Консоме оказалось самым обыкновенным, жидким бульоном, — по совести, Маруся готовила суп вкуснее. Миска с надбитым ушком не казалась лагуной и решительно ничто на столе никак не напоминало о гондоле. Но Пьеро с Коломбиной тоже начинали белый ужин с консоме, это усилило аппетит Вити. Он ел суп и, скосив глаза, читал книгу. Пьеро «вонзал толедский нож в хрустящий бок паштета», — Витя с наслаждением ел тощий бифштекс. Дворецкий разливал мадеру, шато-икем, марго, мускат, — Витя бодро пил зельтерскую воду. Он был счастлив…

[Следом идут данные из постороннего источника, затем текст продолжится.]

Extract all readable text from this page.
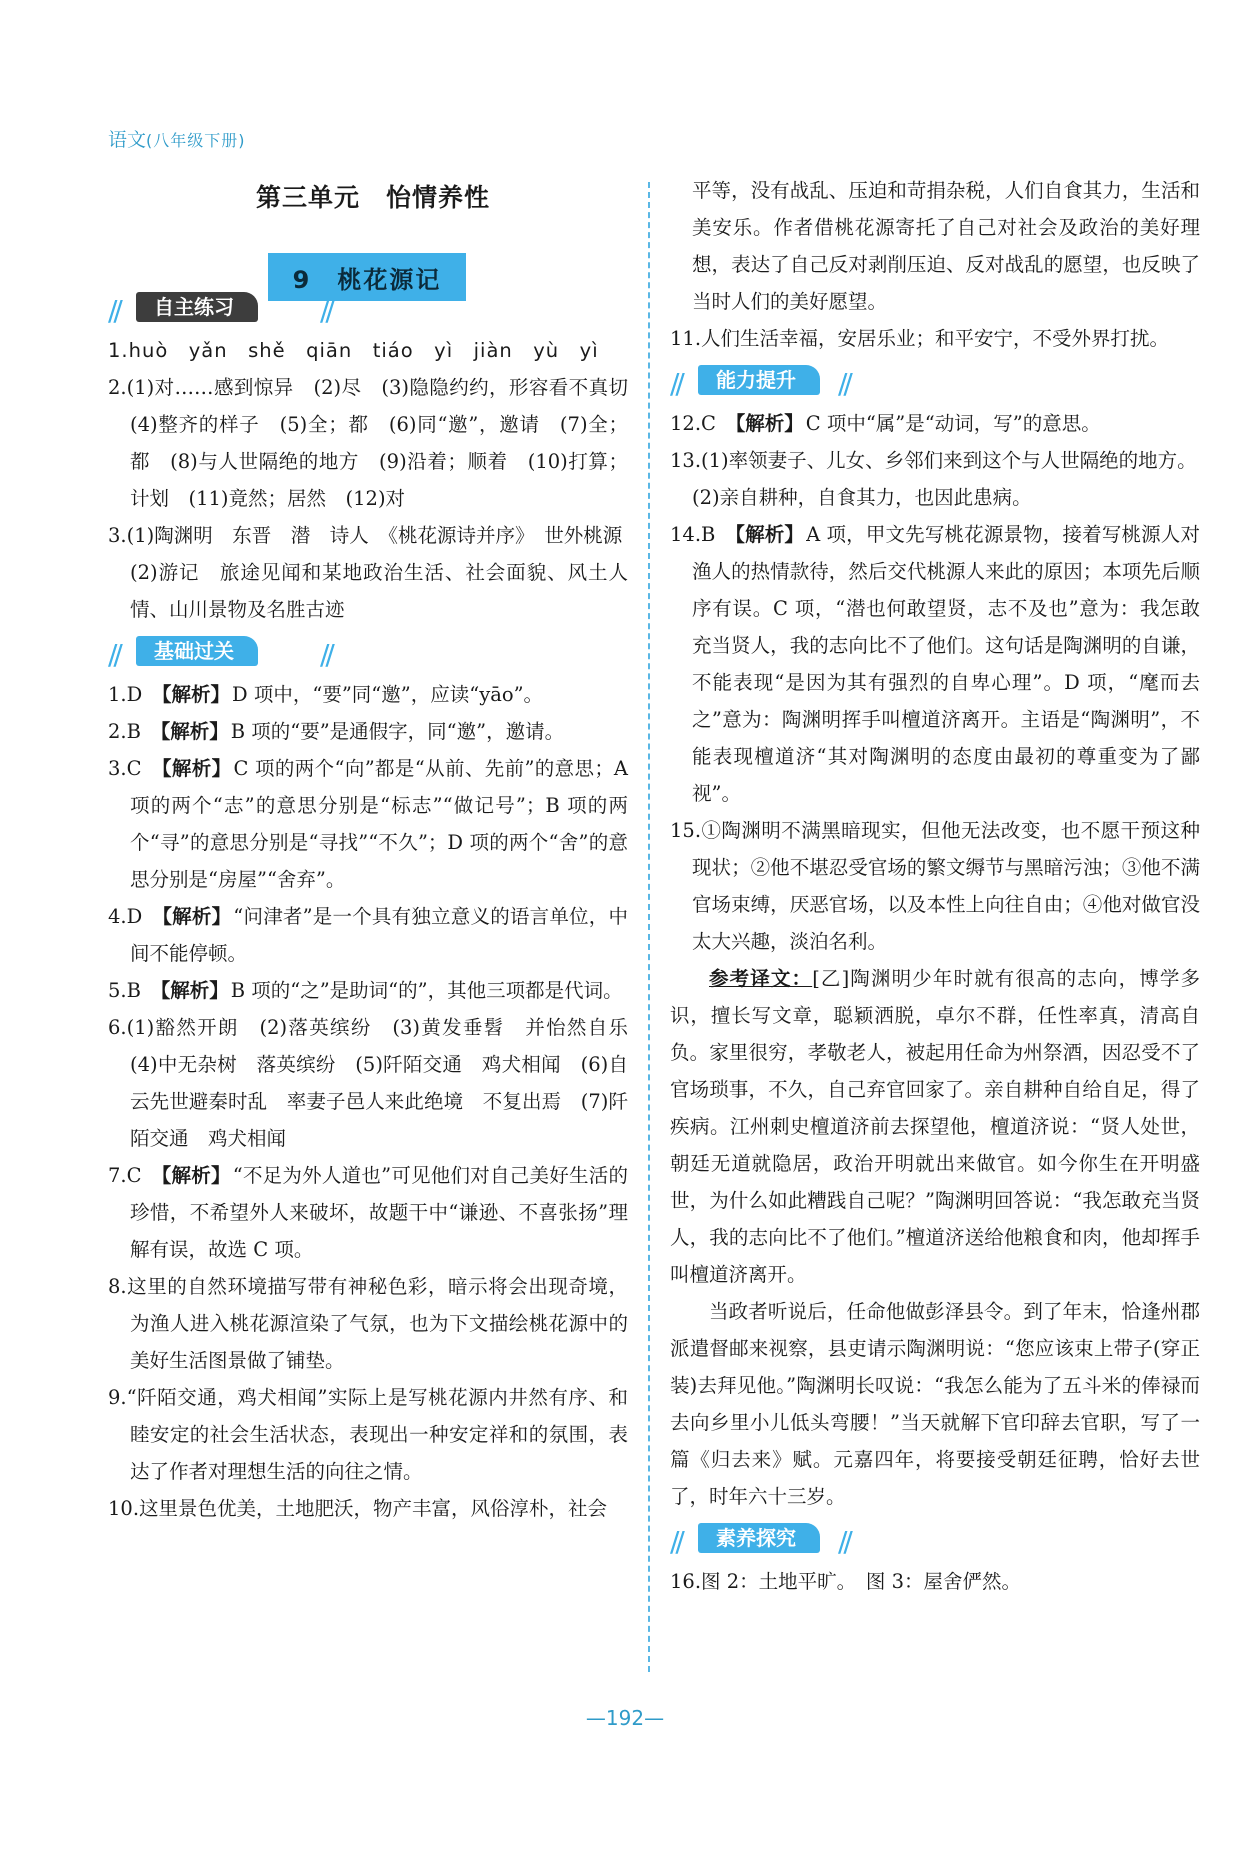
语文(八年级下册)
第三单元　怡情养性
9　桃花源记
//	自主练习	//
1.huò　yǎn　shě　qiān　tiáo　yì　jiàn　yù　yì
2.(1)对……感到惊异　(2)尽　(3)隐隐约约，形容看不真切　(4)整齐的样子　(5)全；都　(6)同“邀”，邀请　(7)全；都　(8)与人世隔绝的地方　(9)沿着；顺着　(10)打算；计划　(11)竟然；居然　(12)对
3.(1)陶渊明　东晋　潜　诗人　《桃花源诗并序》　世外桃源
(2)游记　旅途见闻和某地政治生活、社会面貌、风土人情、山川景物及名胜古迹
//	基础过关	//
1.D　 【解析】 D 项中，“要”同“邀”，应读“yāo”。
2.B　 【解析】 B 项的“要”是通假字，同“邀”，邀请。
3.C　 【解析】 C 项的两个“向”都是“从前、先前”的意思；A 项的两个“志”的意思分别是“标志”“做记号”；B 项的两个“寻”的意思分别是“寻找”“不久”；D 项的两个“舍”的意思分别是“房屋”“舍弃”。
4.D　 【解析】 “问津者”是一个具有独立意义的语言单位，中间不能停顿。
5.B　 【解析】 B 项的“之”是助词“的”，其他三项都是代词。
6.(1)豁然开朗　(2)落英缤纷　(3)黄发垂髫　并怡然自乐　(4)中无杂树　落英缤纷　(5)阡陌交通　鸡犬相闻　(6)自云先世避秦时乱　率妻子邑人来此绝境　不复出焉　(7)阡陌交通　鸡犬相闻
7.C　 【解析】 “不足为外人道也”可见他们对自己美好生活的珍惜，不希望外人来破坏，故题干中“谦逊、不喜张扬”理解有误，故选 C 项。
8.这里的自然环境描写带有神秘色彩，暗示将会出现奇境，为渔人进入桃花源渲染了气氛，也为下文描绘桃花源中的美好生活图景做了铺垫。
9.“阡陌交通，鸡犬相闻”实际上是写桃花源内井然有序、和睦安定的社会生活状态，表现出一种安定祥和的氛围，表达了作者对理想生活的向往之情。
10.这里景色优美，土地肥沃，物产丰富，风俗淳朴，社会
平等，没有战乱、压迫和苛捐杂税，人们自食其力，生活和美安乐。作者借桃花源寄托了自己对社会及政治的美好理想，表达了自己反对剥削压迫、反对战乱的愿望，也反映了当时人们的美好愿望。
11.人们生活幸福，安居乐业；和平安宁，不受外界打扰。
//	能力提升	//
12.C　 【解析】 C 项中“属”是“动词，写”的意思。
13.(1)率领妻子、儿女、乡邻们来到这个与人世隔绝的地方。
(2)亲自耕种，自食其力，也因此患病。
14.B　 【解析】 A 项，甲文先写桃花源景物，接着写桃源人对渔人的热情款待，然后交代桃源人来此的原因；本项先后顺序有误。C 项，“潜也何敢望贤，志不及也”意为：我怎敢充当贤人，我的志向比不了他们。这句话是陶渊明的自谦，不能表现“是因为其有强烈的自卑心理”。D 项，“麾而去之”意为：陶渊明挥手叫檀道济离开。主语是“陶渊明”，不能表现檀道济“其对陶渊明的态度由最初的尊重变为了鄙视”。
15.①陶渊明不满黑暗现实，但他无法改变，也不愿干预这种现状；②他不堪忍受官场的繁文缛节与黑暗污浊；③他不满官场束缚，厌恶官场，以及本性上向往自由；④他对做官没太大兴趣，淡泊名利。
参考译文：[乙]陶渊明少年时就有很高的志向，博学多识，擅长写文章，聪颖洒脱，卓尔不群，任性率真，清高自负。家里很穷，孝敬老人，被起用任命为州祭酒，因忍受不了官场琐事，不久，自己弃官回家了。亲自耕种自给自足，得了疾病。江州刺史檀道济前去探望他，檀道济说：“贤人处世，朝廷无道就隐居，政治开明就出来做官。如今你生在开明盛世，为什么如此糟践自己呢？”陶渊明回答说：“我怎敢充当贤人，我的志向比不了他们。”檀道济送给他粮食和肉，他却挥手叫檀道济离开。
当政者听说后，任命他做彭泽县令。到了年末，恰逢州郡派遣督邮来视察，县吏请示陶渊明说：“您应该束上带子(穿正装)去拜见他。”陶渊明长叹说：“我怎么能为了五斗米的俸禄而去向乡里小儿低头弯腰！”当天就解下官印辞去官职，写了一篇《归去来》赋。元嘉四年，将要接受朝廷征聘，恰好去世了，时年六十三岁。
//	素养探究	//
16.图 2：土地平旷。　图 3：屋舍俨然。
—192—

Лакей принес Гурьевскую кашу. Витя осторожно придвинул к себе обжигавшее пальцы блюдо — и вдруг у противоположной стены, со смешанным чувством гордости и беспокойства, увидел знакомого. Это был доктор Браун. Лицо его поразило Витю своей бледностью и мрачным выражением. «Да это он коньяк так хлещет… Здорово!..» Браун что-то подливал в бокал из кофейника, — Витя знал, что в кофейниках подаются запрещенные крепкие напитки. «Поклониться, что ли? Нет, лучше не надо… Он, впрочем, почти не знаком с нашими… Да это и не важно, разумеется… Какой он, однако, страшный!» — тревожно думал Витя.
XXXII
— А вы знаете, Александр Михайлович, — сказал, улыбаясь, Федосьев, когда лакей унес блюдо, — ведь я за вами в свое время чуть-чуть не установил наблюдения.
— Вот как? Когда же это?
— За год или за два до войны. Вы тогда читали в Париже публичные лекции на философские темы, и лекции эти, я слышал, имели большой успех?
— Я действительно был в моде в течение некоторого времени. Потом, кажется, надоел, — и перестал читать. К тому же я тогда начал печатать в журнале свою книгу «Ключ», — многое из лекций в нее вошло. Но почему мои лекции вызвали такое ваше заботливое внимание?
— Видите ли, у вас репутация очень левого человека. Лекции же ваши усердно посещались людьми, которыми мое ведомство интересуется. И — не у меня, но в Париже — возникла мысль, что, быть может, это не совсем случайно… Я потому так откровенно говорю, что мысль
— Нисколько. Мне, впрочем, не совсем ясно, что такое значит «ультра-левый»? В области практической я предъявляю к государству довольно скромные требования, — приблизительно те, которые осуществлены в Англии и с которыми вы так усердно боретесь. Но этого я в «Ключе» почти не касался. Моя книга, как вы изволили сказать, философская, во всяком случае теоретическая. Я подвергаю критике разные наши учреждения и догматы. Отношение мое к ним какой-то остроумец назвал аттилическим: я, мол, как Аттила, все предаю мечу и огню. Но это очень преувеличено. Притом, повторяю, у меня чистая теория.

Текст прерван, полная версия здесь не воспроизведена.